# Lucid Dreaming > Attaining Lucidity > Meditation >  >  Sati: An Eastern Concept of Awareness

## sisyphus

_Sati_ is a Pali word from Buddhist practice. It is translated as "awareness," but it has a more specific meaning when examined closely. It is a fundamental aspect of meditation as well as Eastern meta-physics. It is really quite simple, but it might seem unfamiliar to a Western audience. I will attempt to describe it in the plainest terms.

*Point 1: Consciousness is a subjective experience.*
Consciousness is the totality of your experience. It is subjective because you experience it from your own point of view. But delving deeper, we might claim that your experience of all things exist _within_ your consciousness; or in other words, you cannot observe anything outside your consciousness. However, this is not solipsism or nihilism; it does not deny that things exists. It only claims that your ability to perceive and experience things resides within your consciousness, and thus any resulting perceptions or experiences also happen within your consciousness.

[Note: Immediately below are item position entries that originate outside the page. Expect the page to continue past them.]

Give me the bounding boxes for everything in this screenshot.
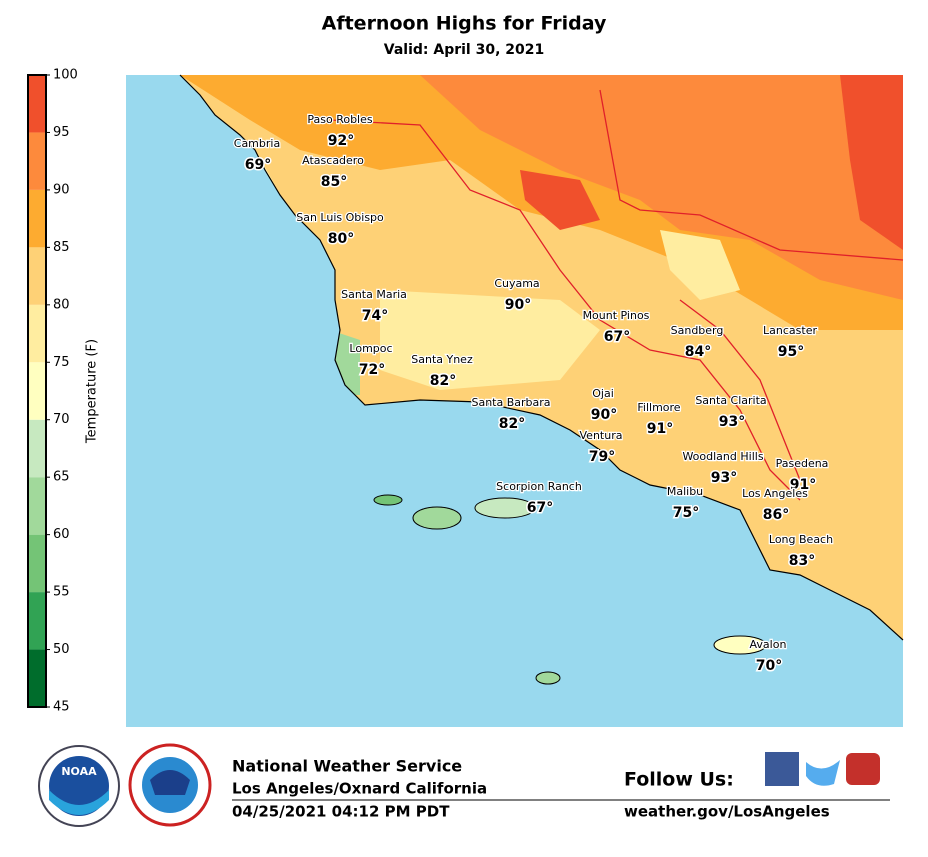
colorbar-tick-label: 55 [53, 585, 70, 600]
city-name: Mount Pinos [583, 309, 650, 322]
land [180, 75, 903, 640]
title: Afternoon Highs for Friday [322, 13, 607, 35]
colorbar-band [28, 534, 46, 593]
colorbar-tick-label: 100 [53, 68, 78, 83]
colorbar-tick-label: 65 [53, 470, 70, 485]
city-temp: 90° [591, 407, 617, 423]
city-temp: 85° [321, 174, 347, 190]
city-name: San Luis Obispo [296, 211, 384, 224]
city-name: Lompoc [349, 342, 392, 355]
colorbar: 45 50 55 60 65 70 75 80 85 90 95 100 [27, 68, 78, 715]
city-name: Atascadero [302, 154, 364, 167]
city-temp: 79° [589, 449, 615, 465]
city-temp: 86° [763, 507, 789, 523]
colorbar-tick-label: 50 [53, 642, 70, 657]
roads [329, 89, 904, 501]
city-name: Long Beach [769, 533, 833, 546]
colorbar-band [28, 419, 46, 478]
noaa-text: NOAA [61, 765, 97, 778]
city-temp: 92° [328, 133, 354, 149]
city-temp: 82° [430, 373, 456, 389]
city-name: Malibu [667, 485, 703, 498]
subtitle: Valid: April 30, 2021 [384, 42, 544, 58]
city-temp: 90° [505, 297, 531, 313]
colorbar-label: Temperature (F) [85, 339, 100, 444]
colorbar-frame [27, 74, 47, 708]
colorbar-tick-label: 60 [53, 527, 70, 542]
colorbar-tick-label: 45 [53, 700, 70, 715]
colorbar-band [28, 247, 46, 305]
city-temp: 80° [328, 231, 354, 247]
url[interactable]: weather.gov/LosAngeles [624, 803, 830, 821]
city-temp: 91° [790, 477, 816, 493]
colorbar-band [28, 304, 46, 363]
city-name: Ojai [592, 387, 614, 400]
city-temp: 75° [673, 505, 699, 521]
coastline [179, 74, 904, 641]
colorbar-tick-label: 90 [53, 182, 70, 197]
colorbar-band [28, 132, 46, 190]
city-name: Los Angeles [742, 487, 808, 500]
city-temp: 93° [711, 470, 737, 486]
city-name: Scorpion Ranch [496, 480, 582, 493]
facebook-icon[interactable] [765, 752, 799, 786]
city-name: Cuyama [494, 277, 539, 290]
city-name: Paso Robles [307, 113, 373, 126]
city-temp: 93° [719, 414, 745, 430]
city-name: Cambria [234, 137, 280, 150]
city-name: Woodland Hills [682, 450, 763, 463]
city-temp: 84° [685, 344, 711, 360]
youtube-icon[interactable] [846, 753, 880, 785]
city-name: Ventura [580, 429, 623, 442]
islands [373, 494, 767, 685]
city-temp: 70° [756, 658, 782, 674]
colorbar-tick-label: 80 [53, 297, 70, 312]
colorbar-band [28, 362, 46, 420]
city-temp: 91° [647, 421, 673, 437]
city-name: Lancaster [763, 324, 817, 337]
agency: National Weather Service [232, 757, 462, 776]
city-name: Sandberg [671, 324, 724, 337]
city-name: Fillmore [637, 401, 680, 414]
colorbar-tick-label: 85 [53, 240, 70, 255]
city-name: Santa Maria [341, 288, 407, 301]
issued: 04/25/2021 04:12 PM PDT [232, 803, 450, 821]
city-name: Santa Barbara [471, 396, 550, 409]
city-temp: 67° [604, 329, 630, 345]
office: Los Angeles/Oxnard California [232, 780, 487, 798]
colorbar-band [28, 649, 46, 707]
city-name: Pasedena [776, 457, 829, 470]
cities: Paso Robles 92° Cambria 69° Atascadero 85° San… [233, 112, 835, 676]
colorbar-band [28, 592, 46, 650]
colorbar-tick-label: 75 [53, 355, 70, 370]
noaa-logo: NOAA [38, 745, 120, 827]
city-temp: 82° [499, 416, 525, 432]
colorbar-band [28, 75, 46, 133]
city-temp: 95° [778, 344, 804, 360]
colorbar-band [28, 477, 46, 535]
nws-logo [128, 743, 212, 827]
city-temp: 74° [362, 308, 388, 324]
follow: Follow Us: [624, 769, 734, 791]
city-temp: 69° [245, 157, 271, 173]
city-temp: 67° [527, 500, 553, 516]
city-name: Santa Clarita [695, 394, 766, 407]
city-name: Avalon [750, 638, 787, 651]
colorbar-tick-label: 70 [53, 412, 70, 427]
city-name: Santa Ynez [411, 353, 473, 366]
twitter-icon[interactable] [806, 760, 840, 786]
city-temp: 83° [789, 553, 815, 569]
city-temp: 72° [359, 362, 385, 378]
colorbar-band [28, 189, 46, 248]
colorbar-tick-label: 95 [53, 125, 70, 140]
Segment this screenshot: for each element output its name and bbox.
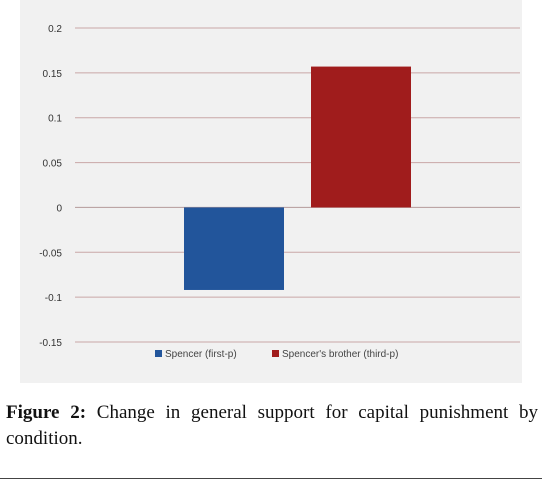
bars	[184, 66, 411, 290]
y-axis-tick-labels: 0.2 0.15 0.1 0.05 0 -0.05 -0.1 -0.15	[39, 24, 62, 349]
y-tick-label: -0.1	[45, 293, 63, 304]
y-tick-label: 0.2	[48, 24, 62, 35]
y-tick-label: 0.1	[48, 114, 62, 125]
figure-caption: Figure 2: Change in general support for …	[6, 400, 538, 452]
y-tick-label: 0.05	[43, 159, 63, 170]
y-tick-label: 0	[56, 203, 62, 214]
legend-label: Spencer (first-p)	[165, 349, 237, 360]
caption-label: Figure 2:	[6, 402, 87, 423]
bar-1	[184, 207, 284, 290]
y-tick-label: -0.05	[39, 248, 62, 259]
y-tick-label: 0.15	[43, 69, 63, 80]
bottom-rule	[0, 478, 542, 479]
caption-text: Change in general support for capital pu…	[6, 402, 538, 449]
legend-swatch	[155, 350, 162, 357]
chart-panel: 0.2 0.15 0.1 0.05 0 -0.05 -0.1 -0.15 Spencer (f…	[20, 0, 522, 383]
bar-2	[311, 66, 411, 208]
bar-chart: 0.2 0.15 0.1 0.05 0 -0.05 -0.1 -0.15 Spencer (f…	[39, 24, 520, 360]
y-tick-label: -0.15	[39, 338, 62, 349]
gridlines	[75, 27, 520, 343]
legend-swatch	[272, 350, 279, 357]
legend-label: Spencer's brother (third-p)	[282, 349, 398, 360]
legend: Spencer (first-p) Spencer's brother (thir…	[155, 349, 398, 360]
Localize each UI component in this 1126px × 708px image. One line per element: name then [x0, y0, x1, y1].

*Point 2: Consciousness is not the equivalent of mind-body.*
We tend to conceptualize our self as a mind and body. It is tempting to equate self with consciousness, and thus to equal mind-body with consciousness. But this is incorrect. (Going further, it is also fallacious to equate self with mind-body, but that is another topic.) If consciousness was the equivalent of mind-body, then it could not include relationships with things external to the mind and body. But the totality of our experience does indeed include those relationships. Thus, consciousness must be broader than mind and body.

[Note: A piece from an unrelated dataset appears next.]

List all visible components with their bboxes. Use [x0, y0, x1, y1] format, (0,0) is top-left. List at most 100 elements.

*Point 3: Awareness (sati) is the relationship between consciousness and mind-body.*
Since consciousness is not equivalent to mind-body, they are distinct. But they are not totally separate either; they are all related. Since they are related, we can examine that relationship. What is that relationship? Going back to the first point, consciousness is the totality of experience. So, the relationship between consciousness and anything else is merely your ability to notice, subjectively, that some thing is present _within_ your experience. _Sati_ is the particular awareness of mind-body -- specifically, that mind-body exists within consciousness, not separate nor equivalent.

*Conclusion*
Following from the above theory, awareness is not internal to the mind. Awareness is not concentration on a particular object, sense, or activity of the mind. Awareness is the act of noticiting what the mind is doing in the present. _Sati_ is the understanding that the mind itself is an object that can be examined within consciousness. Similarly, the body can be examined, and other things too. And extending further, one can examine the relationships of mind-body, mind-other, and body-other. For this act of examining, the mind is the tool, but not the totality.

----------